Three particles each of mass m are placed at the corners of equilateral triangle of side l. The force due to this system of particle on another particle of mass m placed at the midpoint of any side is
Answers
Dear student,
Given :-
- masses of particles = m
- mass of the particle kept at the midpoint = m
- length of sides = l
- angle between two sides = 60°
To find :-
- the force due to this system of particle on another particle of mass m placed at the midpoint of any side
Solution :-
The two masses m acting on the mass m' kept at the midpoint on the bottom line of the triangle cancel out each other for they act in equal and opposite direction with equal magnitudes. We consider only the forces between mass m' and the mass at the uppermost vertex of the equilateral triangle.
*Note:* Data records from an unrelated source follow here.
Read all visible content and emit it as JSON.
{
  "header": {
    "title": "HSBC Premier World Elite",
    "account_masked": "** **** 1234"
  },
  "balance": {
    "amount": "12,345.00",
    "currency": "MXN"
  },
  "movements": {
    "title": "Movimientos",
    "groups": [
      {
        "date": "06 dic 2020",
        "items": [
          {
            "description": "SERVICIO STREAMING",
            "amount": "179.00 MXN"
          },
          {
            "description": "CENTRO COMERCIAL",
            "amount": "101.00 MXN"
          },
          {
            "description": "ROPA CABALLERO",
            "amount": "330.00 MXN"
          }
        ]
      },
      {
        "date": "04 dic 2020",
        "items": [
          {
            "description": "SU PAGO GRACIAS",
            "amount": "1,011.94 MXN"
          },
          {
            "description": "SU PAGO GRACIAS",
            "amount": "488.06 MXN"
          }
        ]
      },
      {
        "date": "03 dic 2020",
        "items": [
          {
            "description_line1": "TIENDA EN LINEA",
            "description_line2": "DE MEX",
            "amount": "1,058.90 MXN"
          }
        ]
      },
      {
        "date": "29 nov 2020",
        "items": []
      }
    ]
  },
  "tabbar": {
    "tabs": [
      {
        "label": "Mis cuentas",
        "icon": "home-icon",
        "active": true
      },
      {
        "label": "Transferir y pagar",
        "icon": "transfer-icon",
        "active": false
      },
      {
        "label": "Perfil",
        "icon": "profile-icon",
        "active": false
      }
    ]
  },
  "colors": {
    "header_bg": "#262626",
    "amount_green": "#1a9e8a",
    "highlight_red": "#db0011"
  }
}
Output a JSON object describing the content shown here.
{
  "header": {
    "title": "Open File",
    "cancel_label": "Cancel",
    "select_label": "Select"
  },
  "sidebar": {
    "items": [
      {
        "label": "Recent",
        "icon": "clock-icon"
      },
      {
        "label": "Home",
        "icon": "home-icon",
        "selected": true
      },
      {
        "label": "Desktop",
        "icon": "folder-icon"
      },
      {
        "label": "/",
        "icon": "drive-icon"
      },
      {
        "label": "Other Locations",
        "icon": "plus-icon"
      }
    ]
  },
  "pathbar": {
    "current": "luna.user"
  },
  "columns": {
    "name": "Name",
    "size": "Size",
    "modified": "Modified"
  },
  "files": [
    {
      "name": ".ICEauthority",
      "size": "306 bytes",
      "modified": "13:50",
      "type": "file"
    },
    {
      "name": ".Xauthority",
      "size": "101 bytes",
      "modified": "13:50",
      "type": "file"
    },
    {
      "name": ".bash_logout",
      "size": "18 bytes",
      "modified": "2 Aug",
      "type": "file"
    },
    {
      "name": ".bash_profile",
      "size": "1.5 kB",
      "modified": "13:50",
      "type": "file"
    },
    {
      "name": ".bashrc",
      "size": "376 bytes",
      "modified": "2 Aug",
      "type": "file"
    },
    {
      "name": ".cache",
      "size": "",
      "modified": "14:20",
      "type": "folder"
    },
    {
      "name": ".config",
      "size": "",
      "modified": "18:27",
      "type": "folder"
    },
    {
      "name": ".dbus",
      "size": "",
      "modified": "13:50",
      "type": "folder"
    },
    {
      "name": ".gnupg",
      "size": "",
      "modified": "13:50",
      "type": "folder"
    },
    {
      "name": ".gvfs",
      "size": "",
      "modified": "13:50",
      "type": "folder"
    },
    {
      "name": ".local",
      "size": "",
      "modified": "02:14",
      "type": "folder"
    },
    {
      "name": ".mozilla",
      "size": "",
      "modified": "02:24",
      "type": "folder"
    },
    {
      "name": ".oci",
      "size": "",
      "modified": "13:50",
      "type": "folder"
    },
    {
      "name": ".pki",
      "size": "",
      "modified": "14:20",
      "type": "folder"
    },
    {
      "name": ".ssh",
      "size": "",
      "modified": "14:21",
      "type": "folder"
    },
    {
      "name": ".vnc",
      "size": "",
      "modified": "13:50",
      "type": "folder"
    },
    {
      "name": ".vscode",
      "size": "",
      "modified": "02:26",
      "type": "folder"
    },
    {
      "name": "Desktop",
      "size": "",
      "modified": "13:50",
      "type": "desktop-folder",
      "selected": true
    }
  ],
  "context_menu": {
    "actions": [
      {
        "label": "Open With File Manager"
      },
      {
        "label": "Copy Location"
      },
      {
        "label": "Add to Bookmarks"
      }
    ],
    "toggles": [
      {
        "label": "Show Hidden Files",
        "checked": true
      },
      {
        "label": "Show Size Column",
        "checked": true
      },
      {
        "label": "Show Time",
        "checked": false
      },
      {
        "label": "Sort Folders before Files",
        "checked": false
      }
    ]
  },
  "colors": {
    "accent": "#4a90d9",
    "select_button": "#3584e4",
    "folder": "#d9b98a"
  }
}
We join the the point m' and m with a line. For the value of that line, we have;
sin 60° = perpendicular/ hypo.
√3/ 2 = P/ L
P = √3 L/2
So, we have the length of the line denoted by p as √3 L/2. Now, we find the force acting between the mass m' and m. We know that;
F = G m₁m₂/r²
Putting the given values in the above formula, we obtain;
F = G mm/ (√3 L/2)²
F = 4 Gm²/ 3 L
Hence, the force due to the system of particle on another particle of mass m placed at the midpoint of any side is 4 Gm²/ 3 L.